Expressing the insolation as kWh/day is more realistic however. Hence:
5 x 10^3 Wh/day x 365 days x 3600 s/h= 6.57 x 10^9 W/m^2/year. Since W = J/s, we have:
6.57 x 10^9 W/m^2/year x 10,000 m^2/ha = 6.57 x 10^13 J/ha/year (i.e. the amount of solar energy falling on each hectare of land).
If we assume that "diesel" uniformly contains 42 GJ/tonne of energy, each ha yields:
32.6 x 42 x 10^9 = 1.37 x 10^12 J.
Thus, the PSE on oil is: 1.37 x 10^12/6.57 x 10^13 = 2.1%.
But only 22% of the total is oil and the rest is (other) "biomass". If we assume that 1 tonne of biomass contains 15 GJ of energy (about the same as for glucose), we have:
32.6 tonnes x 15 x 10^9 x (100-22/22) = 1.73 x 10^12 J/ha, which gives a PSE of:
1.73 x 10^12/6.57 x 10^13 = 2.6%, and so the overall PSE for the PetroSun process is 2.1% + 2.6% = 4.7%
(2) Now this seems quite reasonable, and is in the 6% "ballpark" usually given for the amount of the total solar radiation that is used by plants in photosynthesis, as I have described previously. However, at 32.6 tonnes of oil per hectare, the yield is rather less than the 5,000 - 20,000 gallons/acre quoted in Wikipedia  for algal oil production.
5,000 gals/acre = 12,350 gals/acre = 12,350 x 3.875 = 47,856 l/ha, and assuming a density of 0.84 tonnes/m^2, this amounts to 40.2 t/ha, as the lower estimate.
[Assuming, again, a sunny 5 kWh/day or 6.57 x 10^13 J/ha/year], if 50% of the algae is oil with an energy content of 42 GJ/tonne, it contains: 40.2 x 42 x 10^9 = 1.69 x 10^12 J, which equates to a PSE of 1.69 x 10^12/6.57 x 10^13 = 2.6%.
Then there must be another 50% of "other" biomass, which at 15 GJ/tonne, amounts to:
40.2 x 15 x 10^9 = 6.03 x 10^11 J (PSE = 0.9%), and so the total energy of this high-oil crop = 1.69 x 10^12 + 6.03 x 10^11 = 2.29 x 10^12 J, giving a total PSE of 3.5%, which is also reasonable.
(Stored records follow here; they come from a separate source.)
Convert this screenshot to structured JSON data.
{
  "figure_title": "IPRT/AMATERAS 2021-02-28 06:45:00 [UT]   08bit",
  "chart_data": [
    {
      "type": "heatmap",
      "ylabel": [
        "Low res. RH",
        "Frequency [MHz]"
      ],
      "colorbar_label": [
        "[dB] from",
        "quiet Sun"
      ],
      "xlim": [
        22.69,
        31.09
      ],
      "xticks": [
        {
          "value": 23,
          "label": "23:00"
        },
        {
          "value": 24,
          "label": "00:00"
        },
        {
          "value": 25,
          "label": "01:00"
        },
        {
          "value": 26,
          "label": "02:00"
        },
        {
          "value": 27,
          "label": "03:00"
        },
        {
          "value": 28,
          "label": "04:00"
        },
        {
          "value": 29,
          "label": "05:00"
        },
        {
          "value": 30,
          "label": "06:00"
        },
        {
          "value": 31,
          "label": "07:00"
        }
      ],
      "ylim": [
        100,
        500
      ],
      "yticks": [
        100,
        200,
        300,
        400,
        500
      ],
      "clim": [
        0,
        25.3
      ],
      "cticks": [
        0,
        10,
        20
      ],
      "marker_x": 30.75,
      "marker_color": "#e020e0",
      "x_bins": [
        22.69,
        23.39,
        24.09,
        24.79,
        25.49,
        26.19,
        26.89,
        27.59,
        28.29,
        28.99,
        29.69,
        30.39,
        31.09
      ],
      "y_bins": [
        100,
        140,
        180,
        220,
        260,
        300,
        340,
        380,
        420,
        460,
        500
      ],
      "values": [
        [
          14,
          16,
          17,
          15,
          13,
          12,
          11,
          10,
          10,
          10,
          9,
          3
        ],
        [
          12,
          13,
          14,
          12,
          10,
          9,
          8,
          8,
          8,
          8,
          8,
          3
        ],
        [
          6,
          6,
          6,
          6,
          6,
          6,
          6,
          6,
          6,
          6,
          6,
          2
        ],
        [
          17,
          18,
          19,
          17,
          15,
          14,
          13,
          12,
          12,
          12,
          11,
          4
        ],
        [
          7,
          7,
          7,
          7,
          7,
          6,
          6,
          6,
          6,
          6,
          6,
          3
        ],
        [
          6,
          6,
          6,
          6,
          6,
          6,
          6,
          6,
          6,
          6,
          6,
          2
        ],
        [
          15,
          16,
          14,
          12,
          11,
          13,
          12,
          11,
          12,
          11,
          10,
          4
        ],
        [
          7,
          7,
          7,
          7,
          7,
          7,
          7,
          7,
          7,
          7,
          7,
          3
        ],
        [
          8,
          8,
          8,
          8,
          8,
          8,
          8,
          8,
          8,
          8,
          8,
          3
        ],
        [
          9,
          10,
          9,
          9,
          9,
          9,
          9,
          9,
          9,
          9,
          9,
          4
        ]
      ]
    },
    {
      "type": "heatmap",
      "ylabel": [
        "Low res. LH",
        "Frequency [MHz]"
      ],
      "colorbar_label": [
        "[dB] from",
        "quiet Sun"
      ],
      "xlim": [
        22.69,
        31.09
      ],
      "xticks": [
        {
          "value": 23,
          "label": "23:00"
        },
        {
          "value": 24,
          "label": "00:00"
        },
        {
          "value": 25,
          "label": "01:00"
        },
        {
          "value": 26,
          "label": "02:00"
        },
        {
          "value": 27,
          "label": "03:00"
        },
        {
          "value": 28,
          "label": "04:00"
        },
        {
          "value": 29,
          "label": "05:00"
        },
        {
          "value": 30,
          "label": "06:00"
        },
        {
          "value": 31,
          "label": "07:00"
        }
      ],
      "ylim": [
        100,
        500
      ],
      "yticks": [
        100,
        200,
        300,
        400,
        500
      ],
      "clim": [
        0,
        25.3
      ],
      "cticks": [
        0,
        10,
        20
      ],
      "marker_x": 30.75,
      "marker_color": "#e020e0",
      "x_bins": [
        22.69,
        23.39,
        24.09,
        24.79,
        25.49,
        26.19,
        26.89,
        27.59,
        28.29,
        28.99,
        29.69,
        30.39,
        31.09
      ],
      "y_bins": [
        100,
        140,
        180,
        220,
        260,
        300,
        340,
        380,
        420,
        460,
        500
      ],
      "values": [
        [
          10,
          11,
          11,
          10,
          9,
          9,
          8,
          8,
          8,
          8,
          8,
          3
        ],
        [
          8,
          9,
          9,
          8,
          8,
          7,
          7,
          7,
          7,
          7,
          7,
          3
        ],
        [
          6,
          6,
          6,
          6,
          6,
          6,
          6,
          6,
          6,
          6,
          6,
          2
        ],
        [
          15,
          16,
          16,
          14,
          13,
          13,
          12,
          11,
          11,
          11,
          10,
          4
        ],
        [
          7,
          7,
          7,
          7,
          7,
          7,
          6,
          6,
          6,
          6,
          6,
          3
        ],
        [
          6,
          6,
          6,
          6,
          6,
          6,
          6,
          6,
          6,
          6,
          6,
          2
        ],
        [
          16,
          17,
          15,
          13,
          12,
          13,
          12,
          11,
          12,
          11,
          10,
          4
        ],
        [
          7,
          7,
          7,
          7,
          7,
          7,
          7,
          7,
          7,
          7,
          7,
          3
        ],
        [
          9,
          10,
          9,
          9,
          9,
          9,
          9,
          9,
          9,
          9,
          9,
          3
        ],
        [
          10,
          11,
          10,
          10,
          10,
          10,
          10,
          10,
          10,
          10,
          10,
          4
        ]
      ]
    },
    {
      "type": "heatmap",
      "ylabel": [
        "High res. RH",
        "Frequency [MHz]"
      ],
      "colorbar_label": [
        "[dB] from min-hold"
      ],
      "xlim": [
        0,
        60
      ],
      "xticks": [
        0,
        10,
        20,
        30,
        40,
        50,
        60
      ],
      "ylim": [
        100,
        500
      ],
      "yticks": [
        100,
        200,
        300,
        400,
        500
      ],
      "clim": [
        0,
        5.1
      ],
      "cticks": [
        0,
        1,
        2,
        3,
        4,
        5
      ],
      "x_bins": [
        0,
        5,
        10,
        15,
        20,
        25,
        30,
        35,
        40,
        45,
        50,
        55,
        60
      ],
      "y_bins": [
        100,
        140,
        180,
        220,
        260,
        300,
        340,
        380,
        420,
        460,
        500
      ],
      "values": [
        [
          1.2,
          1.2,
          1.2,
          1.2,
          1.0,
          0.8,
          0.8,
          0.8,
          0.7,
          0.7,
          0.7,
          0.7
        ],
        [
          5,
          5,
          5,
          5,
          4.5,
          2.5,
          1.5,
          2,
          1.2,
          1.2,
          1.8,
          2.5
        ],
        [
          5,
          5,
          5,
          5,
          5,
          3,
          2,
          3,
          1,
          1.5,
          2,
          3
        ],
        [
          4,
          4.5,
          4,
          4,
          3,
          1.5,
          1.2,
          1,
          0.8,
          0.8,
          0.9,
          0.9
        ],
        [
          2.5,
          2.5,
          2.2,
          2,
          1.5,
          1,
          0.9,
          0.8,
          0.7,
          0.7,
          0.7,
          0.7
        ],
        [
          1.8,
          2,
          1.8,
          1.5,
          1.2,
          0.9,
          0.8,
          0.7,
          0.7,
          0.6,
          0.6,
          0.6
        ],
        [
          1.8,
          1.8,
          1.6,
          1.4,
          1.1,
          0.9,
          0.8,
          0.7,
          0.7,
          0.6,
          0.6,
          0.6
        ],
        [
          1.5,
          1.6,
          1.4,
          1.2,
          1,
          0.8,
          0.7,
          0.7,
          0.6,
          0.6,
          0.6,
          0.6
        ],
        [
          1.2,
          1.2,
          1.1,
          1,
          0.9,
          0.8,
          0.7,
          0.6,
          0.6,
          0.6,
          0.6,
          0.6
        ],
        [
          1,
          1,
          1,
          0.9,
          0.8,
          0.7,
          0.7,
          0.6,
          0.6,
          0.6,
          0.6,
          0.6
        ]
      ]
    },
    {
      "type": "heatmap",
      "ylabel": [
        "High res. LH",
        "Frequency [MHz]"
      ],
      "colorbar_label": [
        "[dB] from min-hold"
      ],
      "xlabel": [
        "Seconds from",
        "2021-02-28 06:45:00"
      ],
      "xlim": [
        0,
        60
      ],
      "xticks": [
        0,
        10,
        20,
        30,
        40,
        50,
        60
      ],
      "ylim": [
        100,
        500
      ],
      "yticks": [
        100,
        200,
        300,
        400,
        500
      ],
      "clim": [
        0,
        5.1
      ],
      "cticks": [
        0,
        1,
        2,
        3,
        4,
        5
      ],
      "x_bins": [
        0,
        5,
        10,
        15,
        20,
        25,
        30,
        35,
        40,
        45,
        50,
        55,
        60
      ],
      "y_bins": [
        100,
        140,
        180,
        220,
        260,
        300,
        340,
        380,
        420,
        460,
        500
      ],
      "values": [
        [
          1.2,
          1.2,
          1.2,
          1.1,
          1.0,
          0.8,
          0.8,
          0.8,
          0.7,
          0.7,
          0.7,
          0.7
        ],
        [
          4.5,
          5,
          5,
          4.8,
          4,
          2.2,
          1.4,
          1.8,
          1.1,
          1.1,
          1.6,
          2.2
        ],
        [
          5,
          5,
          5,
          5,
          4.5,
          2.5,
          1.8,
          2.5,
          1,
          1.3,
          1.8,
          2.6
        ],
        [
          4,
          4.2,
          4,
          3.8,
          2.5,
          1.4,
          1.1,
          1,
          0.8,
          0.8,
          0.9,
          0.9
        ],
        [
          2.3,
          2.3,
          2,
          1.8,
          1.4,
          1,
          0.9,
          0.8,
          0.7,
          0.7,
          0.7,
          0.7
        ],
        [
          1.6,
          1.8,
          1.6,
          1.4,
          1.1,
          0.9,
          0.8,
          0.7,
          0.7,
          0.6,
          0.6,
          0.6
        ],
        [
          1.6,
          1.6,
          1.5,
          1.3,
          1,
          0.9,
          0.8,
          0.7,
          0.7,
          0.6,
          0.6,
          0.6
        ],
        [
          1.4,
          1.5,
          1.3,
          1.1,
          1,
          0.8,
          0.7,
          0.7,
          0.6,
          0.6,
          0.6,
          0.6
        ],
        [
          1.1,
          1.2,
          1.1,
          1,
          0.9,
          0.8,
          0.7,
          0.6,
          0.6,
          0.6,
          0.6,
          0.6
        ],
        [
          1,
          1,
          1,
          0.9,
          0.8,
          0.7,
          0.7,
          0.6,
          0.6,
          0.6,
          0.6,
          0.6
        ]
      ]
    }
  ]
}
I am worried, however, about the upper Wikipedia limit of "20,000 gallons/acre". At 4x the above this implies a PSE of 3.5% x 4 = 14%! which seems far too high, being above the theoretical PSE limit, at which around 12.7% of the entire insolation is usefully absorbed by a photosynthetic entity. It is conceivable that special methods are employed to increase the yields, e.g. CO2-injection or forced-UV conditions to increase the PAR of the solar spectrum. At any rate it could not be achieved in standard open-pond systems. If someone can prove me wrong here I should be most interested in knowing the details.